I will apply the paint to about 200mm below the top as I will have to glass the joins over and need it to stick to the duflex directly. I will also peel ply the tape lines even though it will be difficult to get on neatly because of the angles and the tight space but it will be easier than sanding these tapes later. In the most forward area I wont bother because this section wont ever be accessed unless I have a collision and then I imagine that there will be bigger problems than rough glass edges.

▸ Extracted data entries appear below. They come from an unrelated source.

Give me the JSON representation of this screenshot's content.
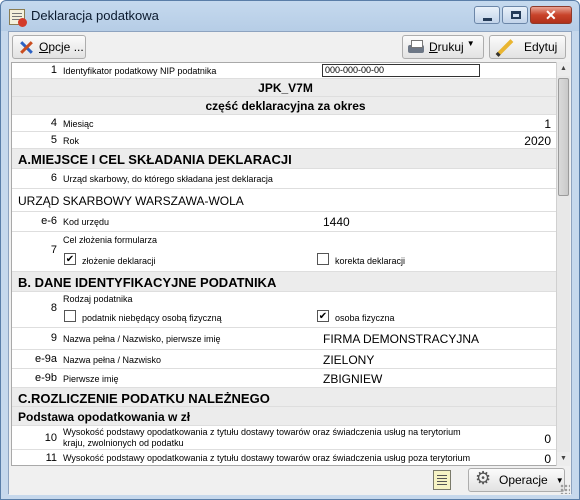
{
  "window": {
    "title": "Deklaracja podatkowa"
  },
  "toolbar": {
    "options_label_u": "O",
    "options_label_rest": "pcje ...",
    "print_label_u": "D",
    "print_label_rest": "rukuj",
    "edit_label": "Edytuj"
  },
  "rows": {
    "r1": {
      "num": "1",
      "label": "Identyfikator podatkowy NIP podatnika",
      "value": "000-000-00-00"
    },
    "form_code": "JPK_V7M",
    "form_sub": "część deklaracyjna za okres",
    "r4": {
      "num": "4",
      "label": "Miesiąc",
      "value": "1"
    },
    "r5": {
      "num": "5",
      "label": "Rok",
      "value": "2020"
    },
    "secA": "A.MIEJSCE I CEL SKŁADANIA DEKLARACJI",
    "r6": {
      "num": "6",
      "label": "Urząd skarbowy, do którego składana jest deklaracja"
    },
    "office_name": "URZĄD SKARBOWY WARSZAWA-WOLA",
    "re6": {
      "num": "e-6",
      "label": "Kod urzędu",
      "value": "1440"
    },
    "r7": {
      "num": "7",
      "label": "Cel złożenia formularza",
      "opt1": "złożenie deklaracji",
      "opt2": "korekta deklaracji"
    },
    "secB": "B. DANE IDENTYFIKACYJNE PODATNIKA",
    "r8": {
      "num": "8",
      "label": "Rodzaj podatnika",
      "opt1": "podatnik niebędący osobą fizyczną",
      "opt2": "osoba fizyczna"
    },
    "r9": {
      "num": "9",
      "label": "Nazwa pełna / Nazwisko, pierwsze imię",
      "value": "FIRMA DEMONSTRACYJNA"
    },
    "re9a": {
      "num": "e-9a",
      "label": "Nazwa pełna / Nazwisko",
      "value": "ZIELONY"
    },
    "re9b": {
      "num": "e-9b",
      "label": "Pierwsze imię",
      "value": "ZBIGNIEW"
    },
    "secC": "C.ROZLICZENIE PODATKU NALEŻNEGO",
    "subC": "Podstawa opodatkowania w zł",
    "r10": {
      "num": "10",
      "label_line1": "Wysokość podstawy opodatkowania z tytułu dostawy towarów oraz świadczenia usług na terytorium",
      "label_line2": "kraju, zwolnionych od podatku",
      "value": "0"
    },
    "r11": {
      "num": "11",
      "label": "Wysokość podstawy opodatkowania z tytułu dostawy towarów oraz świadczenia usług poza terytorium",
      "value": "0"
    }
  },
  "bottom": {
    "operations_label": "Operacje"
  },
  "state": {
    "r7_opt1_checked": true,
    "r7_opt2_checked": false,
    "r8_opt1_checked": false,
    "r8_opt2_checked": true
  }
}
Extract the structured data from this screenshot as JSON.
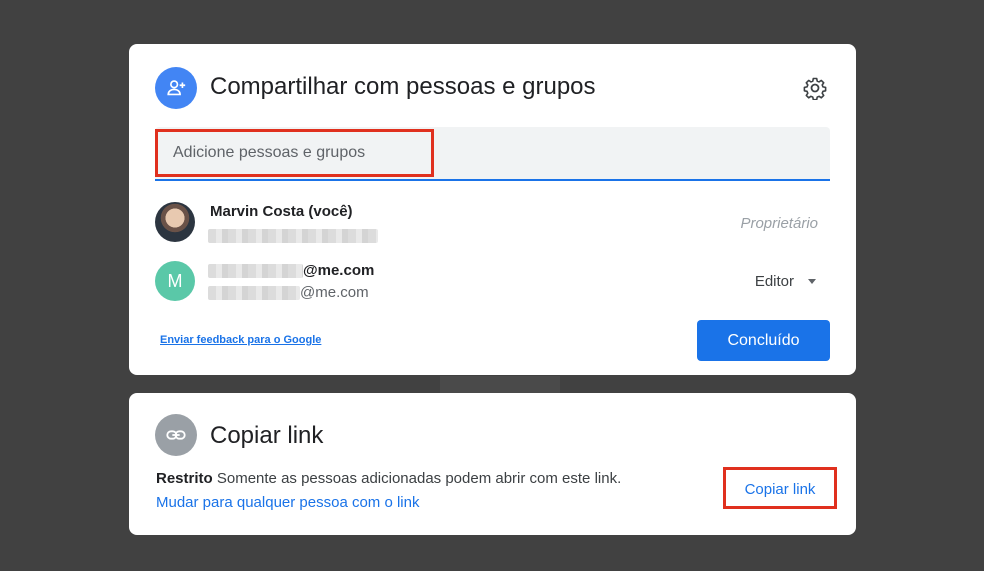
{
  "share_dialog": {
    "title": "Compartilhar com pessoas e grupos",
    "header_icon": "person-add-icon",
    "settings_icon": "gear-icon",
    "search": {
      "placeholder": "Adicione pessoas e grupos"
    },
    "people": [
      {
        "name": "Marvin Costa (você)",
        "email_suffix": "",
        "role": "Proprietário",
        "avatar": "photo"
      },
      {
        "name_suffix": "@me.com",
        "email_suffix": "@me.com",
        "role": "Editor",
        "avatar_letter": "M",
        "avatar_color": "#5ac8a8"
      }
    ],
    "feedback_link": "Enviar feedback para o Google",
    "done_button": "Concluído"
  },
  "link_dialog": {
    "title": "Copiar link",
    "header_icon": "link-icon",
    "restriction_label": "Restrito",
    "restriction_text": "Somente as pessoas adicionadas podem abrir com este link.",
    "change_link": "Mudar para qualquer pessoa com o link",
    "copy_button": "Copiar link"
  },
  "colors": {
    "accent": "#1a73e8",
    "highlight": "#e0301e",
    "background": "#414141"
  }
}
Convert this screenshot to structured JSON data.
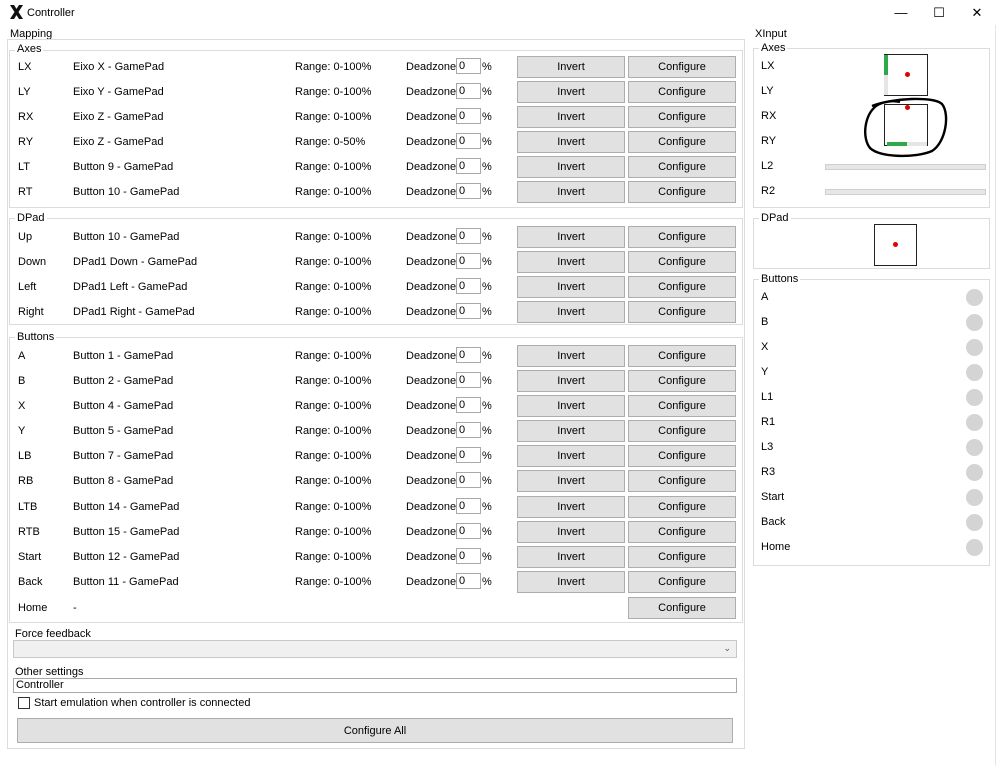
{
  "window": {
    "title": "Controller",
    "minimize_glyph": "—",
    "maximize_glyph": "☐",
    "close_glyph": "✕"
  },
  "mapping": {
    "label": "Mapping",
    "dz_label": "Deadzone:",
    "pct": "%",
    "invert_label": "Invert",
    "configure_label": "Configure",
    "axes": {
      "label": "Axes",
      "rows": [
        {
          "ctl": "LX",
          "src": "Eixo X - GamePad",
          "range": "Range: 0-100%",
          "dz": "0"
        },
        {
          "ctl": "LY",
          "src": "Eixo Y - GamePad",
          "range": "Range: 0-100%",
          "dz": "0"
        },
        {
          "ctl": "RX",
          "src": "Eixo Z - GamePad",
          "range": "Range: 0-100%",
          "dz": "0"
        },
        {
          "ctl": "RY",
          "src": "Eixo Z - GamePad",
          "range": "Range: 0-50%",
          "dz": "0"
        },
        {
          "ctl": "LT",
          "src": "Button 9 - GamePad",
          "range": "Range: 0-100%",
          "dz": "0"
        },
        {
          "ctl": "RT",
          "src": "Button 10 - GamePad",
          "range": "Range: 0-100%",
          "dz": "0"
        }
      ]
    },
    "dpad": {
      "label": "DPad",
      "rows": [
        {
          "ctl": "Up",
          "src": "Button 10 - GamePad",
          "range": "Range: 0-100%",
          "dz": "0"
        },
        {
          "ctl": "Down",
          "src": "DPad1 Down - GamePad",
          "range": "Range: 0-100%",
          "dz": "0"
        },
        {
          "ctl": "Left",
          "src": "DPad1 Left - GamePad",
          "range": "Range: 0-100%",
          "dz": "0"
        },
        {
          "ctl": "Right",
          "src": "DPad1 Right - GamePad",
          "range": "Range: 0-100%",
          "dz": "0"
        }
      ]
    },
    "buttons": {
      "label": "Buttons",
      "rows": [
        {
          "ctl": "A",
          "src": "Button 1 - GamePad",
          "range": "Range: 0-100%",
          "dz": "0"
        },
        {
          "ctl": "B",
          "src": "Button 2 - GamePad",
          "range": "Range: 0-100%",
          "dz": "0"
        },
        {
          "ctl": "X",
          "src": "Button 4 - GamePad",
          "range": "Range: 0-100%",
          "dz": "0"
        },
        {
          "ctl": "Y",
          "src": "Button 5 - GamePad",
          "range": "Range: 0-100%",
          "dz": "0"
        },
        {
          "ctl": "LB",
          "src": "Button 7 - GamePad",
          "range": "Range: 0-100%",
          "dz": "0"
        },
        {
          "ctl": "RB",
          "src": "Button 8 - GamePad",
          "range": "Range: 0-100%",
          "dz": "0"
        },
        {
          "ctl": "LTB",
          "src": "Button 14 - GamePad",
          "range": "Range: 0-100%",
          "dz": "0"
        },
        {
          "ctl": "RTB",
          "src": "Button 15 - GamePad",
          "range": "Range: 0-100%",
          "dz": "0"
        },
        {
          "ctl": "Start",
          "src": "Button 12 - GamePad",
          "range": "Range: 0-100%",
          "dz": "0"
        },
        {
          "ctl": "Back",
          "src": "Button 11 - GamePad",
          "range": "Range: 0-100%",
          "dz": "0"
        }
      ],
      "home": {
        "ctl": "Home",
        "src": "-"
      }
    },
    "force_feedback": {
      "label": "Force feedback",
      "value": ""
    },
    "other_settings": {
      "label": "Other settings",
      "name_value": "Controller",
      "start_emulation_label": "Start emulation when controller is connected",
      "start_emulation_checked": false,
      "configure_all_label": "Configure All"
    }
  },
  "xinput": {
    "label": "XInput",
    "axes_label": "Axes",
    "axes_labels": [
      "LX",
      "LY",
      "RX",
      "RY",
      "L2",
      "R2"
    ],
    "l2_level": 0,
    "r2_level": 0,
    "dpad_label": "DPad",
    "buttons_label": "Buttons",
    "buttons": [
      "A",
      "B",
      "X",
      "Y",
      "L1",
      "R1",
      "L3",
      "R3",
      "Start",
      "Back",
      "Home"
    ],
    "indicator_color": "#d4d4d4",
    "stick_dot_color": "#e00000",
    "stick_bar_color": "#2ea84a"
  }
}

I decided a while back that I would be having a sliding hatch over the helm position after seeing one on a Fusion (or a Lightwave I cant remember now) at the boat show. I went to the Lewmar stand and got a price on the hatch the boat I had seen had. The price was a massive $1400. Now I am sure it is a lovely hatch but I just couldn’t see $1400. So I decided to look elsewhere and it occurred to me that the hatch is over the cockpit which is still open to the elements other than having a roof so it does not need to be absolutely watertight but that would be preferable. Then it occurred to me, a car sunroof would do just fine. Better still a manual one. I don’t need it to be powered and it would be better without the moulding that goes with it to hide the motor, wiring and switching.

A quick search on EBay, and I found these for $65 delivered, a deal so good I decided to buy 2 and put one on each side. They are even better than I expected, not too big, not too small and they even have a locking clip when open so they cant slide shut by accident. I took a bit of a chance with these sunroofs because I wasn’t really sure if they would work out but I figured for that price if they did not work, I could always try and re sell them and even if I couldn’t even do that, I only risked $130 and in the end it has worked out beautifully.

Only the cut-out is visible from below and from above just the cut out and the rails, the glass slides over the roof. Some sunroofs (electric) need a pan under the opened glass area meaning the cut-out is much larger and therefore making for a weaker top. I will need to build one side up a little to compensate for the curve in the roof as the sunroof wont have quite the same curve. Other than that, perfect solution for a fraction of the price.